Caroline Abrahams, charity director of Age UK said: “The fact that there are significantly greater numbers of older people living alone and the likelihood this will grow in the years to come has big implications for our society as a whole and the NHS. Loneliness is certainly not inevitable in later life but it remains a widespread issue that blights the lives of far too many older people affecting health and well-being.
“Loneliness is not the only problem for older people living on their own – we worry about older people who are on their own who have no one to take care of them when they get sick. In the absence of this support at home older people are more likely to need help from formal health and care services, and it is important that this potential additional demand is factored in. At the moment our health and care system usually operates on the assumption that there is always a close relative ready to assist, but these new figures show this is probably not the case for growing numbers of older people.”
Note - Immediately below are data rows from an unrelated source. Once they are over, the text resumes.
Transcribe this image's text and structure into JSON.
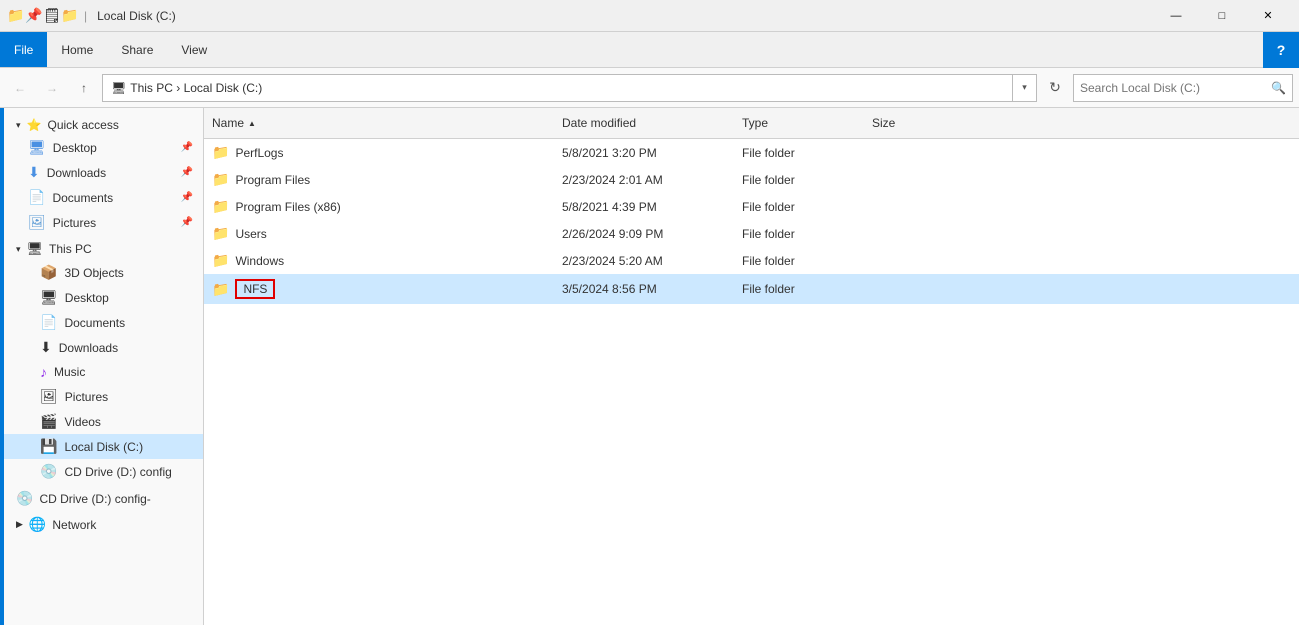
{
  "titleBar": {
    "icon": "🗁",
    "quickAccessIcons": [
      "📌",
      "🗒",
      "📁"
    ],
    "title": "Local Disk (C:)",
    "controls": {
      "minimize": "—",
      "maximize": "□",
      "close": "✕"
    }
  },
  "menuBar": {
    "tabs": [
      "File",
      "Home",
      "Share",
      "View"
    ],
    "activeTab": "File",
    "helpIcon": "?"
  },
  "addressBar": {
    "backBtn": "←",
    "forwardBtn": "→",
    "upBtn": "↑",
    "path": "This PC  ›  Local Disk (C:)",
    "pathDropdown": "▾",
    "refreshBtn": "↻",
    "searchPlaceholder": "Search Local Disk (C:)",
    "searchIcon": "🔍"
  },
  "sidebar": {
    "sections": [
      {
        "name": "quick-access",
        "label": "Quick access",
        "icon": "⭐",
        "items": [
          {
            "id": "desktop",
            "label": "Desktop",
            "icon": "🖥",
            "pinned": true
          },
          {
            "id": "downloads",
            "label": "Downloads",
            "icon": "⬇",
            "pinned": true
          },
          {
            "id": "documents",
            "label": "Documents",
            "icon": "📄",
            "pinned": true
          },
          {
            "id": "pictures",
            "label": "Pictures",
            "icon": "🖼",
            "pinned": true
          }
        ]
      },
      {
        "name": "this-pc",
        "label": "This PC",
        "icon": "💻",
        "items": [
          {
            "id": "3d-objects",
            "label": "3D Objects",
            "icon": "📦"
          },
          {
            "id": "desktop2",
            "label": "Desktop",
            "icon": "🖥"
          },
          {
            "id": "documents2",
            "label": "Documents",
            "icon": "📄"
          },
          {
            "id": "downloads2",
            "label": "Downloads",
            "icon": "⬇"
          },
          {
            "id": "music",
            "label": "Music",
            "icon": "♪"
          },
          {
            "id": "pictures2",
            "label": "Pictures",
            "icon": "🖼"
          },
          {
            "id": "videos",
            "label": "Videos",
            "icon": "🎬"
          },
          {
            "id": "local-disk",
            "label": "Local Disk (C:)",
            "icon": "💾",
            "selected": true
          },
          {
            "id": "cd-drive1",
            "label": "CD Drive (D:) config",
            "icon": "💿"
          }
        ]
      },
      {
        "name": "cd-drive-section",
        "label": "CD Drive (D:) config-",
        "icon": "💿"
      },
      {
        "name": "network-section",
        "label": "Network",
        "icon": "🌐"
      }
    ]
  },
  "content": {
    "columns": [
      {
        "id": "name",
        "label": "Name",
        "sortArrow": "▲"
      },
      {
        "id": "date-modified",
        "label": "Date modified"
      },
      {
        "id": "type",
        "label": "Type"
      },
      {
        "id": "size",
        "label": "Size"
      }
    ],
    "files": [
      {
        "id": "perflogs",
        "name": "PerfLogs",
        "dateModified": "5/8/2021 3:20 PM",
        "type": "File folder",
        "size": ""
      },
      {
        "id": "program-files",
        "name": "Program Files",
        "dateModified": "2/23/2024 2:01 AM",
        "type": "File folder",
        "size": ""
      },
      {
        "id": "program-files-x86",
        "name": "Program Files (x86)",
        "dateModified": "5/8/2021 4:39 PM",
        "type": "File folder",
        "size": ""
      },
      {
        "id": "users",
        "name": "Users",
        "dateModified": "2/26/2024 9:09 PM",
        "type": "File folder",
        "size": ""
      },
      {
        "id": "windows",
        "name": "Windows",
        "dateModified": "2/23/2024 5:20 AM",
        "type": "File folder",
        "size": ""
      },
      {
        "id": "nfs",
        "name": "NFS",
        "dateModified": "3/5/2024 8:56 PM",
        "type": "File folder",
        "size": "",
        "selected": true,
        "highlighted": true
      }
    ]
  }
}
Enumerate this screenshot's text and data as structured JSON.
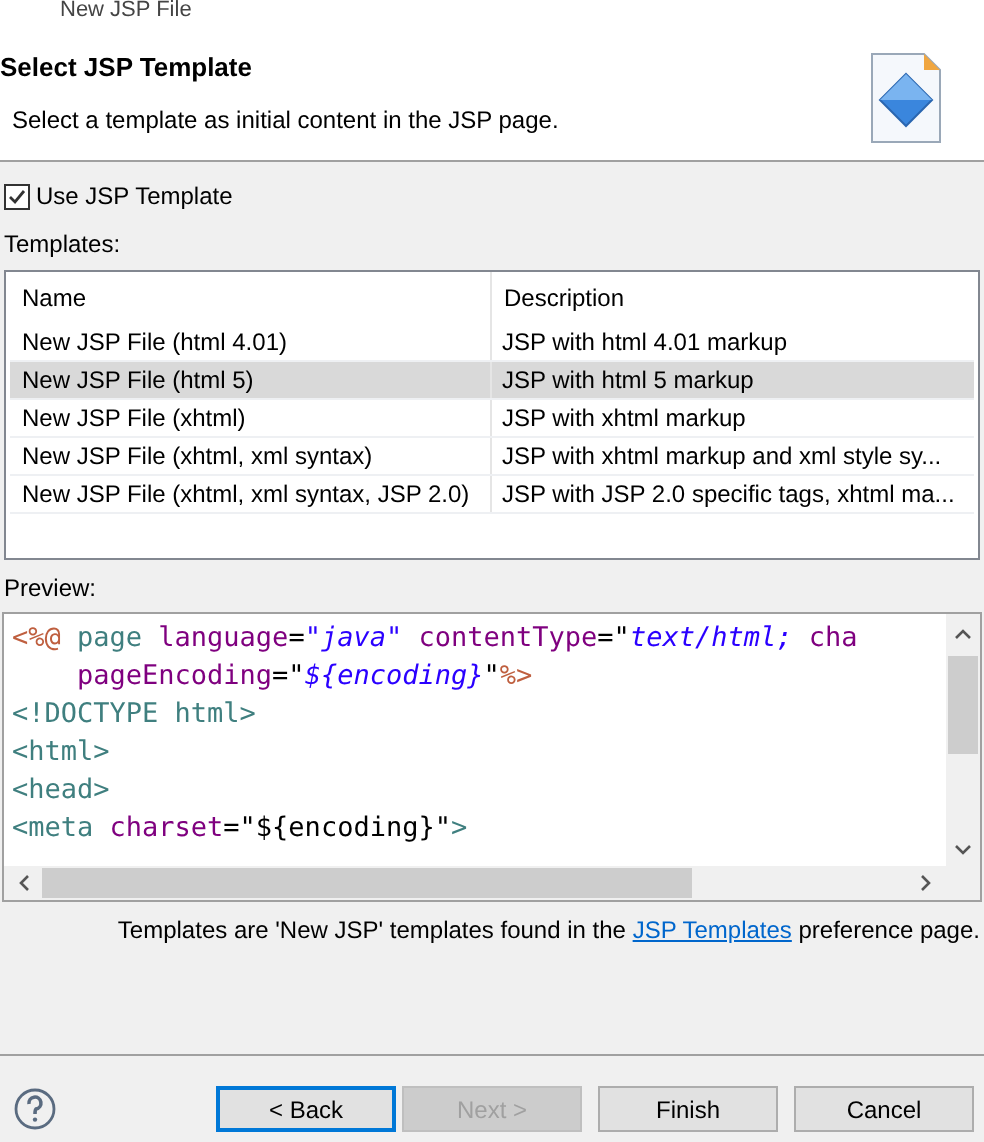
{
  "window": {
    "title": "New JSP File"
  },
  "header": {
    "title": "Select JSP Template",
    "description": "Select a template as initial content in the JSP page."
  },
  "use_template": {
    "label": "Use JSP Template",
    "checked": true
  },
  "templates_label": "Templates:",
  "table": {
    "columns": [
      "Name",
      "Description"
    ],
    "rows": [
      {
        "name": "New JSP File (html 4.01)",
        "description": "JSP with html 4.01 markup",
        "selected": false
      },
      {
        "name": "New JSP File (html 5)",
        "description": "JSP with html 5 markup",
        "selected": true
      },
      {
        "name": "New JSP File (xhtml)",
        "description": "JSP with xhtml markup",
        "selected": false
      },
      {
        "name": "New JSP File (xhtml, xml syntax)",
        "description": "JSP with xhtml markup and xml style sy...",
        "selected": false
      },
      {
        "name": "New JSP File (xhtml, xml syntax, JSP 2.0)",
        "description": "JSP with JSP 2.0 specific tags, xhtml ma...",
        "selected": false
      }
    ]
  },
  "preview_label": "Preview:",
  "preview": [
    [
      {
        "text": "<%@",
        "kind": "directive"
      },
      {
        "text": " page",
        "kind": "tag"
      },
      {
        "text": " language",
        "kind": "attr"
      },
      {
        "text": "=",
        "kind": "plain"
      },
      {
        "text": "\"java\"",
        "kind": "string"
      },
      {
        "text": " contentType",
        "kind": "attr"
      },
      {
        "text": "=",
        "kind": "plain"
      },
      {
        "text": "\"",
        "kind": "plain"
      },
      {
        "text": "text/html;",
        "kind": "string"
      },
      {
        "text": " cha",
        "kind": "attr"
      }
    ],
    [
      {
        "text": "    pageEncoding",
        "kind": "attr"
      },
      {
        "text": "=\"",
        "kind": "plain"
      },
      {
        "text": "${encoding}",
        "kind": "string"
      },
      {
        "text": "\"",
        "kind": "plain"
      },
      {
        "text": "%>",
        "kind": "directive"
      }
    ],
    [
      {
        "text": "<!DOCTYPE html>",
        "kind": "tag"
      }
    ],
    [
      {
        "text": "<html>",
        "kind": "tag"
      }
    ],
    [
      {
        "text": "<head>",
        "kind": "tag"
      }
    ],
    [
      {
        "text": "<meta",
        "kind": "tag"
      },
      {
        "text": " charset",
        "kind": "attr"
      },
      {
        "text": "=\"${encoding}\"",
        "kind": "plain"
      },
      {
        "text": ">",
        "kind": "tag"
      }
    ]
  ],
  "footer": {
    "before": "Templates are 'New JSP' templates found in the ",
    "link": "JSP Templates",
    "after": " preference page."
  },
  "buttons": [
    {
      "label": "< Back",
      "disabled": false,
      "focused": true
    },
    {
      "label": "Next >",
      "disabled": true,
      "focused": false
    },
    {
      "label": "Finish",
      "disabled": false,
      "focused": false
    },
    {
      "label": "Cancel",
      "disabled": false,
      "focused": false
    }
  ]
}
In our area, North Somerset has the highest proportion of elderly people living alone, a total of 14,451 elderly single-person households – which makes up 15.3% of all households in the area. According to the 2022 census, there are 3.2 million people aged 66 and over who live alone in England and Wales.
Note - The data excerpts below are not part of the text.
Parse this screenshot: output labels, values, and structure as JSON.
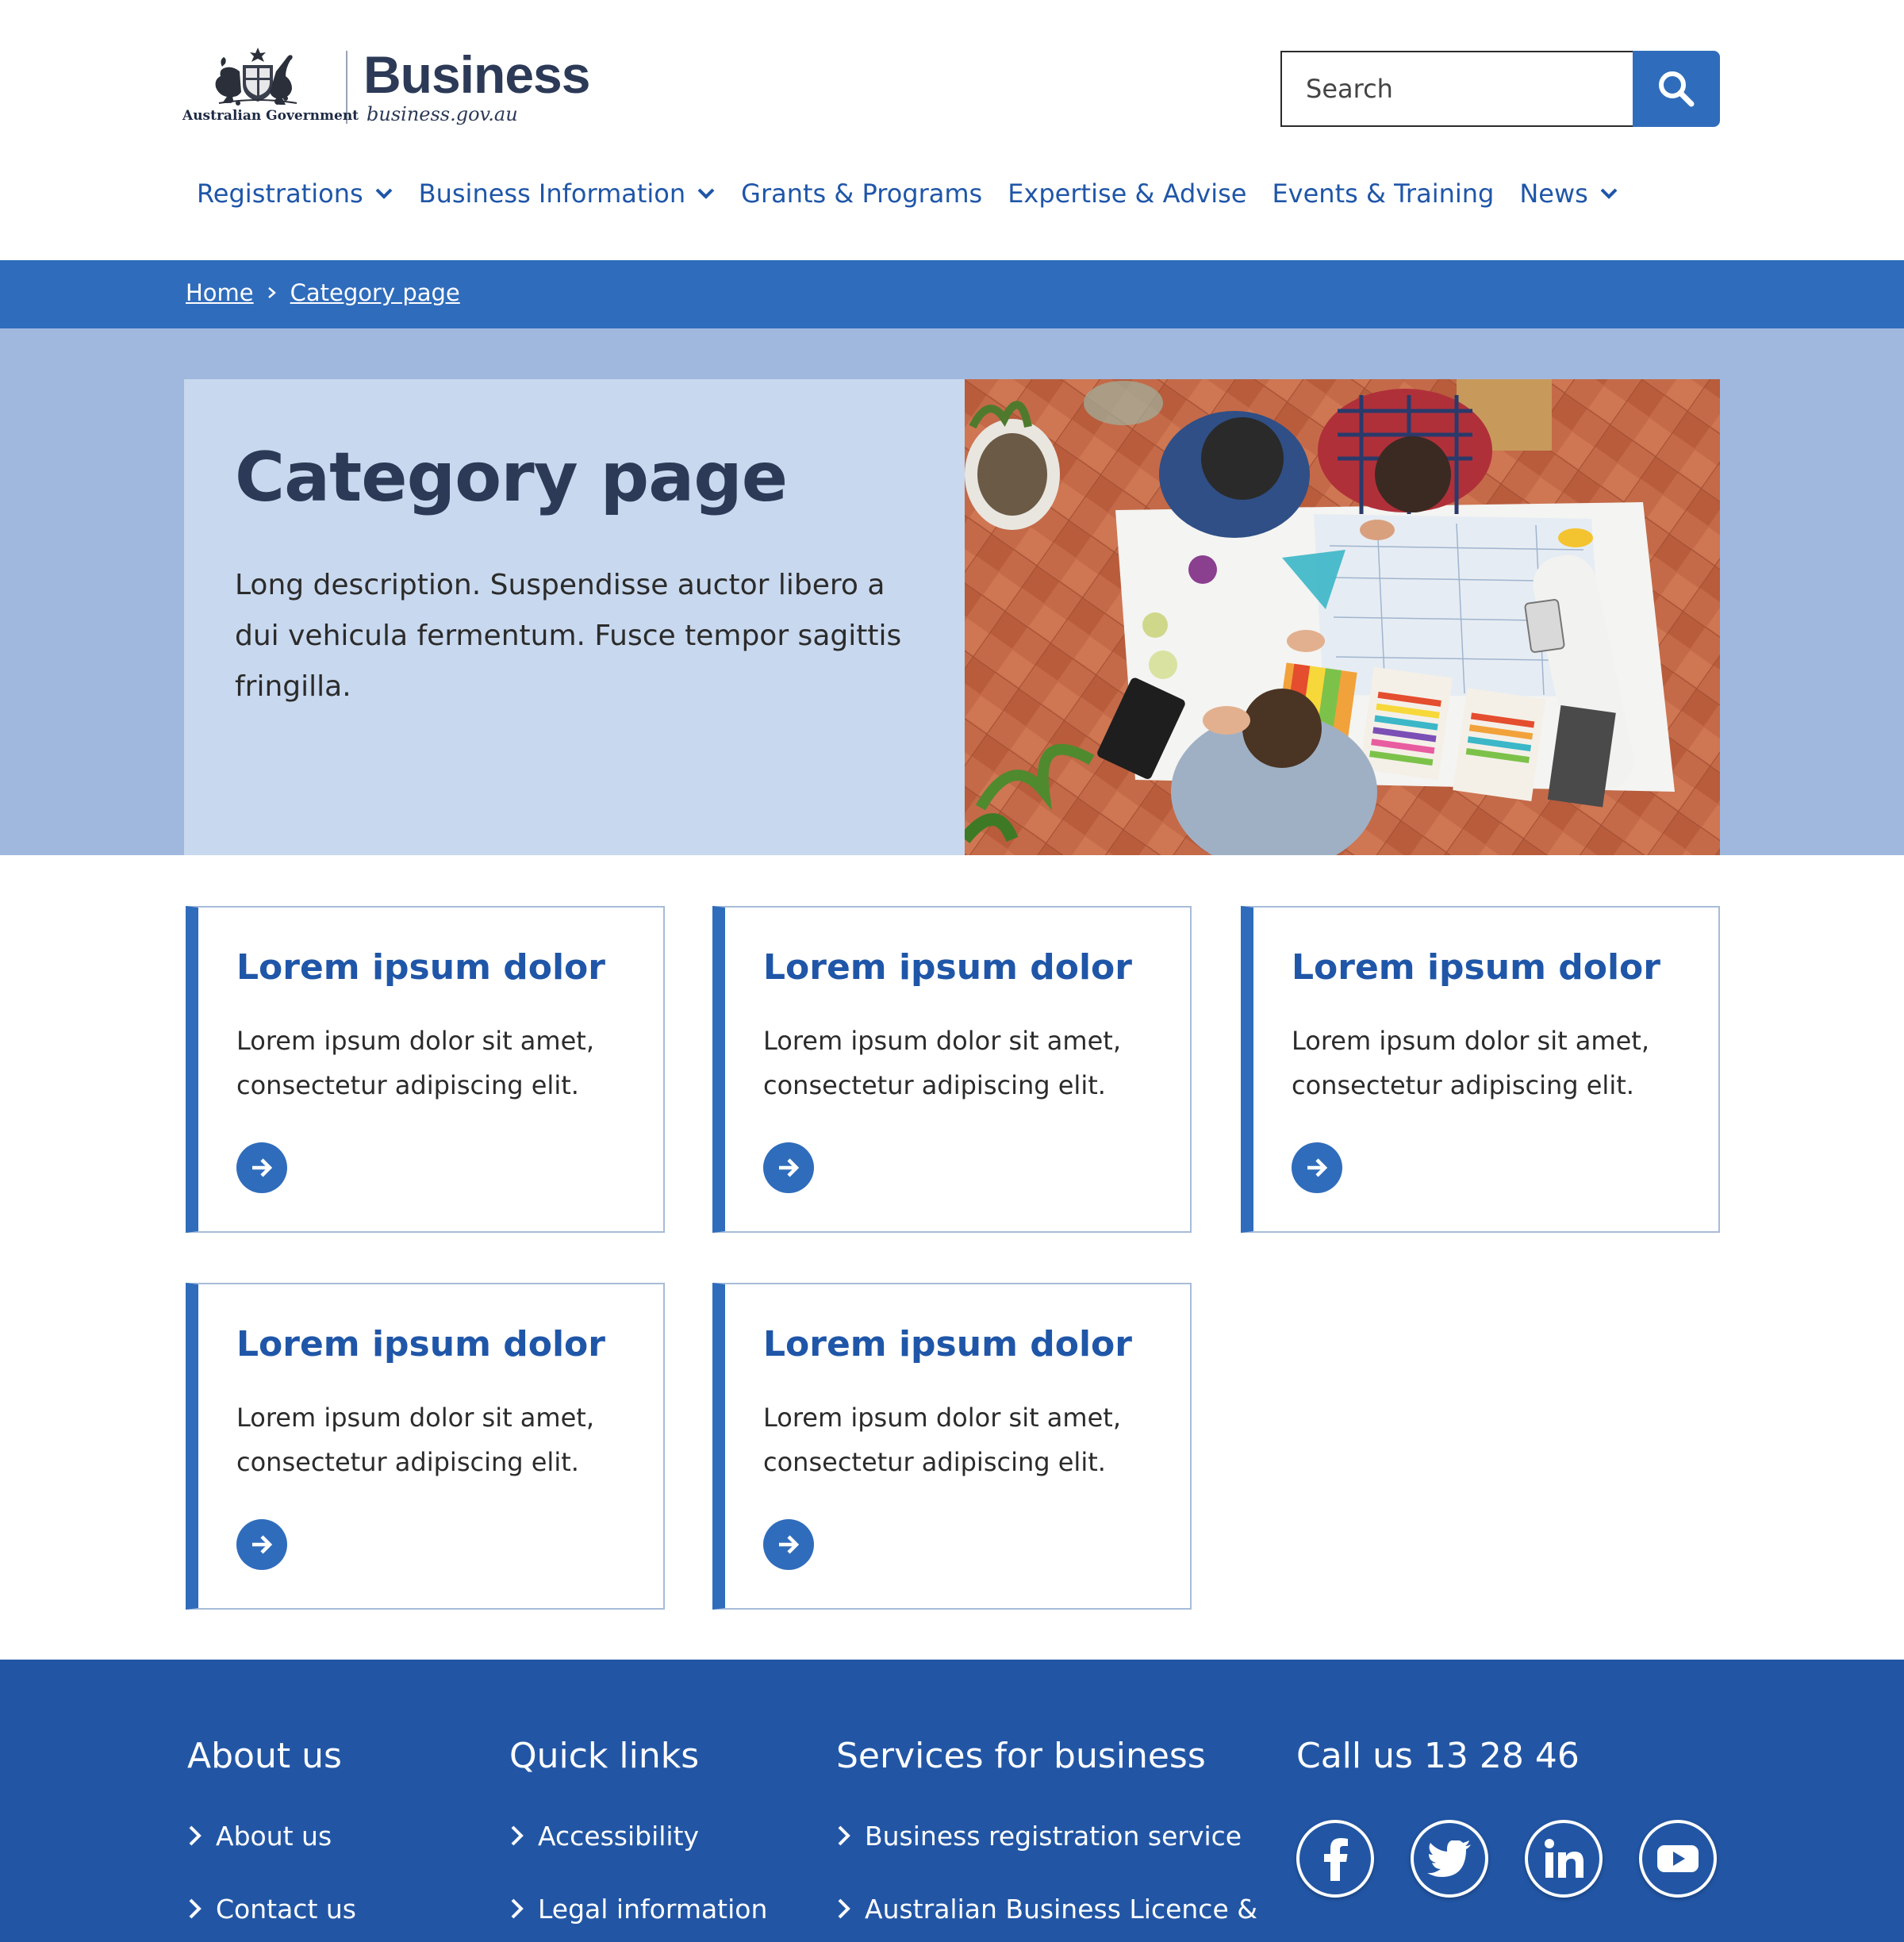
{
  "header": {
    "gov_caption": "Australian Government",
    "brand_name": "Business",
    "brand_url": "business.gov.au",
    "search_placeholder": "Search"
  },
  "nav": {
    "items": [
      {
        "label": "Registrations",
        "has_dropdown": true
      },
      {
        "label": "Business Information",
        "has_dropdown": true
      },
      {
        "label": "Grants & Programs",
        "has_dropdown": false
      },
      {
        "label": "Expertise & Advise",
        "has_dropdown": false
      },
      {
        "label": "Events & Training",
        "has_dropdown": false
      },
      {
        "label": "News",
        "has_dropdown": true
      }
    ]
  },
  "breadcrumb": {
    "home": "Home",
    "current": "Category page"
  },
  "hero": {
    "title": "Category page",
    "description": "Long description. Suspendisse auctor libero a dui vehicula fermentum. Fusce tempor sagittis fringilla."
  },
  "cards": [
    {
      "title": "Lorem ipsum dolor",
      "text": " Lorem ipsum dolor sit amet, consectetur adipiscing elit."
    },
    {
      "title": "Lorem ipsum dolor",
      "text": " Lorem ipsum dolor sit amet, consectetur adipiscing elit."
    },
    {
      "title": "Lorem ipsum dolor",
      "text": " Lorem ipsum dolor sit amet, consectetur adipiscing elit."
    },
    {
      "title": "Lorem ipsum dolor",
      "text": " Lorem ipsum dolor sit amet, consectetur adipiscing elit."
    },
    {
      "title": "Lorem ipsum dolor",
      "text": " Lorem ipsum dolor sit amet, consectetur adipiscing elit."
    }
  ],
  "footer": {
    "about": {
      "heading": "About us",
      "links": [
        "About us",
        "Contact us"
      ]
    },
    "quick": {
      "heading": "Quick links",
      "links": [
        "Accessibility",
        "Legal information"
      ]
    },
    "services": {
      "heading": "Services for business",
      "links": [
        "Business registration service",
        "Australian Business Licence &"
      ]
    },
    "call": {
      "heading": "Call us 13 28 46"
    },
    "social_icons": [
      "facebook-icon",
      "twitter-icon",
      "linkedin-icon",
      "youtube-icon"
    ]
  },
  "colors": {
    "primary": "#2f6cbc",
    "link": "#1f56a8",
    "heading_dark": "#2c3a57",
    "hero_band": "#a0b8de",
    "hero_card": "#c8d8ee",
    "footer": "#2256a5"
  }
}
That has increased by 12.5%, or by more than 150,000 since 2011 – although the increase will be greater because the census previously counted people aged 65 and over. Elderly people living alone are at a greater risk of social isolation which is known to increase the risk of poor health.
Health Foundation research has shown that people over the age of 65 who live alone are 50% more likely to go to A&E than those who live with someone else, and are also more likely to be admitted to hospital as an inpatient. A Health Foundation study also found that nearly half (49.8%) of those aged 65 and over and living alone have three or more long-term conditions, compared to 42.2% of those living with others; while around one in four elderly people living alone have a mental health condition, such as depression or anxiety, compared with one in five of those who live with a partner, friend, or family.
A government spokesperson said: “We’re supporting charity and community groups to help people affected by loneliness and we have reached millions of people through campaigns, including during Mental Health Awareness Week and Loneliness Awareness Week, to share helpful tips and resources to help improve wellbeing.
“We will also invest an additional £2.3 billion per year into mental wellbeing services by 2024 – giving two million more people the help they need, and NHS England is providing an extra £10 million funding to support mental health services throughout the winter to deal with record demand.”